Above the listing of the songs rests another example of satire, where bold gold letters announce that "50 Phil Ochs Fans Can't Be Wrong." The line is a take on an Elvis Presley record that boasted three more zeroes after the two digits, which helps explain why Ochs appears on the front cover in gold lame.
Although it is definitely a sharp turn from the folk music that characterized his heyday in the early Sixties, this record still sounds great as it turns fifty. To give it a classic country flavor, producer Van Dyke Parks enlisted the aide of numerous veteran Nashville musicians.
Most prominent is Don Rich, the long time collaborator of Buck Owens, whose fiddle playing makes "Gas Station Women" and "Chords of Fame" the standout tracks. Adding his country-tinged guitar is Clarence White, who had just a few years before played with the Byrds as well as the Kentucky Colonels.In
In addition to its country appeal, Phil Ochs Greatest Hits also investigates classical music. Nowhere is this more apparent, not to say unexpected, as on the piano-based "Bach, Beethoven, Mozart and Me."
Also reflecting the classical genre, though certainly a more rock and roll subject, is "Jim Dean of Indiana." The slow-paced melody belies the fast life of the film star, all the way up until his death in a fatal car crash.

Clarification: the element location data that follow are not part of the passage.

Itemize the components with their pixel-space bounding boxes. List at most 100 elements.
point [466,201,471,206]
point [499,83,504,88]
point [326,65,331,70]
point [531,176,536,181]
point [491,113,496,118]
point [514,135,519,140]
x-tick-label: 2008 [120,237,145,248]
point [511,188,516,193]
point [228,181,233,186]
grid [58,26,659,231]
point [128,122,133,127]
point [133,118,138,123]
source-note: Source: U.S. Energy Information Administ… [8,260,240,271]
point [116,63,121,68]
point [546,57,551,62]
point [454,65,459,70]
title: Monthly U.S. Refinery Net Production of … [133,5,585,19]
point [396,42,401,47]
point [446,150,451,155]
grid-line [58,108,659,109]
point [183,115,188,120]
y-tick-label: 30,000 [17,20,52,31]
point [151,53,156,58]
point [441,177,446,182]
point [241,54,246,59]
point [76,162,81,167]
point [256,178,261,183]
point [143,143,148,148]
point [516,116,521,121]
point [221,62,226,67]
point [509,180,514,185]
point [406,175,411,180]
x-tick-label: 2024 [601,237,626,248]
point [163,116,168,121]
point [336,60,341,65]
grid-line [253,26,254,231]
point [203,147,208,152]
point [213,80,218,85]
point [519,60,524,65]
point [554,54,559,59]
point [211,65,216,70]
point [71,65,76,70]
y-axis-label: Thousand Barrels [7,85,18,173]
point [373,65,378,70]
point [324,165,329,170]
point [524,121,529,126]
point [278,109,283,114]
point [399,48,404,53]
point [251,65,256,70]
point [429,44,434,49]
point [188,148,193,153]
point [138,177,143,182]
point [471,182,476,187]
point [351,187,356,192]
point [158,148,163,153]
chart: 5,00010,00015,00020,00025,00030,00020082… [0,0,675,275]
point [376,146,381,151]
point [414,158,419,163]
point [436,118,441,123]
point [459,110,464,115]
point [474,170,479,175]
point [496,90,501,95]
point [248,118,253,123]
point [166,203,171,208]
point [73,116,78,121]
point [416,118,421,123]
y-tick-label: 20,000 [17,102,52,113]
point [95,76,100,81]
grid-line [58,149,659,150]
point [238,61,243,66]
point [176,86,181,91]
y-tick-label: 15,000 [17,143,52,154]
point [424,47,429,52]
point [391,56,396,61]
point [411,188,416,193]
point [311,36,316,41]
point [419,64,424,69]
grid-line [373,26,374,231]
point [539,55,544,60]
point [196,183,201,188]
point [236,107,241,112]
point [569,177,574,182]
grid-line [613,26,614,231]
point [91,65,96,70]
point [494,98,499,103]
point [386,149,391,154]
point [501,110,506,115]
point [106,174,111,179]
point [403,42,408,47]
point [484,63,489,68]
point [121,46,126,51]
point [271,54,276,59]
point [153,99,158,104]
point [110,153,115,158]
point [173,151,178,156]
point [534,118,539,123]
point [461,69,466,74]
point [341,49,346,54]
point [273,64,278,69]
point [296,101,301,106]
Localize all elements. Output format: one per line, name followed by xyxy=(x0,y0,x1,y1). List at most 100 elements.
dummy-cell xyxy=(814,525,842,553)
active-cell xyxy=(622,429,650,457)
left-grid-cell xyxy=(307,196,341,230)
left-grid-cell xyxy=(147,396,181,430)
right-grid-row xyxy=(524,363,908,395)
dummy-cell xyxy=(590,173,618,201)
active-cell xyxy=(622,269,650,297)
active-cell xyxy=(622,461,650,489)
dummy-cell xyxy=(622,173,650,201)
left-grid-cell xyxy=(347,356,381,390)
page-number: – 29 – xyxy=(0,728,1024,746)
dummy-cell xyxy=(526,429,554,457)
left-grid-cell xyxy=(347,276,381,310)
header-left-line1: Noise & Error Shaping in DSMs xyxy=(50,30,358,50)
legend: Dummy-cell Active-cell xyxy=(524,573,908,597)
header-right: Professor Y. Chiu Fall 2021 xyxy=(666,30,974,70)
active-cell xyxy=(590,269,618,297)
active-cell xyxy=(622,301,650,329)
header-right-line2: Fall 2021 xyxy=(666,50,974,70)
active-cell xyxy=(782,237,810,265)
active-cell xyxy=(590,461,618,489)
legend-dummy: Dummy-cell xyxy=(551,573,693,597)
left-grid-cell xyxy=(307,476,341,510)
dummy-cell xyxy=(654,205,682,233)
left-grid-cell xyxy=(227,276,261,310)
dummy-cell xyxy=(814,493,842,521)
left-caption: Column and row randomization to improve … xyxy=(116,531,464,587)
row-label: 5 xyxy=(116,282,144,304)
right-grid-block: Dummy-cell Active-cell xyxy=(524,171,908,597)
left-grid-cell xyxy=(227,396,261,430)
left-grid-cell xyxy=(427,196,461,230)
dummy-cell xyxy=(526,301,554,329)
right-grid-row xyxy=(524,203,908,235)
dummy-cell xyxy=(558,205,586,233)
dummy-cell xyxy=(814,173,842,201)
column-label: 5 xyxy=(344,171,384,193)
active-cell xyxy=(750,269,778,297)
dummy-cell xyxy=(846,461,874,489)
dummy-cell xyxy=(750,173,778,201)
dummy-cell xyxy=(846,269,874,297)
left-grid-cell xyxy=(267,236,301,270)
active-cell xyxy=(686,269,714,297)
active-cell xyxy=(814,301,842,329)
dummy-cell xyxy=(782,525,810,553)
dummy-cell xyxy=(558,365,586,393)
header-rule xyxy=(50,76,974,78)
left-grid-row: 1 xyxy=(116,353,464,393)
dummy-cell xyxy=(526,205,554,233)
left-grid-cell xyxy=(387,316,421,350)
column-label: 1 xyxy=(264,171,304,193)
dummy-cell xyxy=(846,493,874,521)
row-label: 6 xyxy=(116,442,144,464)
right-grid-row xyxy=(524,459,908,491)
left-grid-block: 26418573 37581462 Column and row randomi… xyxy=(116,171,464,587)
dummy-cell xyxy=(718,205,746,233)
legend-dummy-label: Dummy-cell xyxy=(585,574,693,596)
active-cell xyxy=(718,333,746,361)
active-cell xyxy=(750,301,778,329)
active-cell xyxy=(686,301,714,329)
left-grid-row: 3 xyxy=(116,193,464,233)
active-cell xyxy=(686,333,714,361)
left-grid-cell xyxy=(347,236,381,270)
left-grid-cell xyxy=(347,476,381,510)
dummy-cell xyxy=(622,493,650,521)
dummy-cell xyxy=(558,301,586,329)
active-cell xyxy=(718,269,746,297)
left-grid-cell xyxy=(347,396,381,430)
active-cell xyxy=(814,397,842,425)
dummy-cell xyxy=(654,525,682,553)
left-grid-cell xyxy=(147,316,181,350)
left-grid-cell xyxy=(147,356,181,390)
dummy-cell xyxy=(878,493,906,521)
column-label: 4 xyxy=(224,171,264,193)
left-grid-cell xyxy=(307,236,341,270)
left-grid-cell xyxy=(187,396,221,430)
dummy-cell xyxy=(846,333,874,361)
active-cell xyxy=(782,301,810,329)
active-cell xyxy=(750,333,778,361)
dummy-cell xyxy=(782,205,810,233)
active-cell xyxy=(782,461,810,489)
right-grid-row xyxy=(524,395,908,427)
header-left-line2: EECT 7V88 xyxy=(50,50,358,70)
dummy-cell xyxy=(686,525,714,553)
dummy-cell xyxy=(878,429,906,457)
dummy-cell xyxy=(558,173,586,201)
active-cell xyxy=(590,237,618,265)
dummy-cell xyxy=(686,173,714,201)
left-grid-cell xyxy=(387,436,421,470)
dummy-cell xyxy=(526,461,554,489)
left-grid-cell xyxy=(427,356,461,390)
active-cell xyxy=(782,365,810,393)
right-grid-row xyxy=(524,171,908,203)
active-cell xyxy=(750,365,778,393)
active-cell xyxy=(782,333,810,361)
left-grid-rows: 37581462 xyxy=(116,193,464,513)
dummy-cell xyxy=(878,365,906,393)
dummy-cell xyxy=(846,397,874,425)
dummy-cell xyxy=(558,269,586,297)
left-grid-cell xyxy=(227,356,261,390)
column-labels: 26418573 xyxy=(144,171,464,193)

Changes in genre aside, fans of Phil's folk music can still find delight in Greatest Hits. "Boy in Ohio" is an acoustic look back on his childhood in a small town near Columbus, where Ochs laments that "now a freeway covers the field where I used to be so happy."
"Ten Cents a Coup" shows Ochs in his traditional light, humorously attacking politicians. Backed only by his acoustic guitar, the anti-war troubadour compares Nixon and Agnew as bumblers akin to Laurel and Hardy.
The most poignant track of all, "No More Songs," comes fittingly at the end of the record. It seems even more ironic in reflection, for Ochs would indeed write no more songs before his suicide a few years later.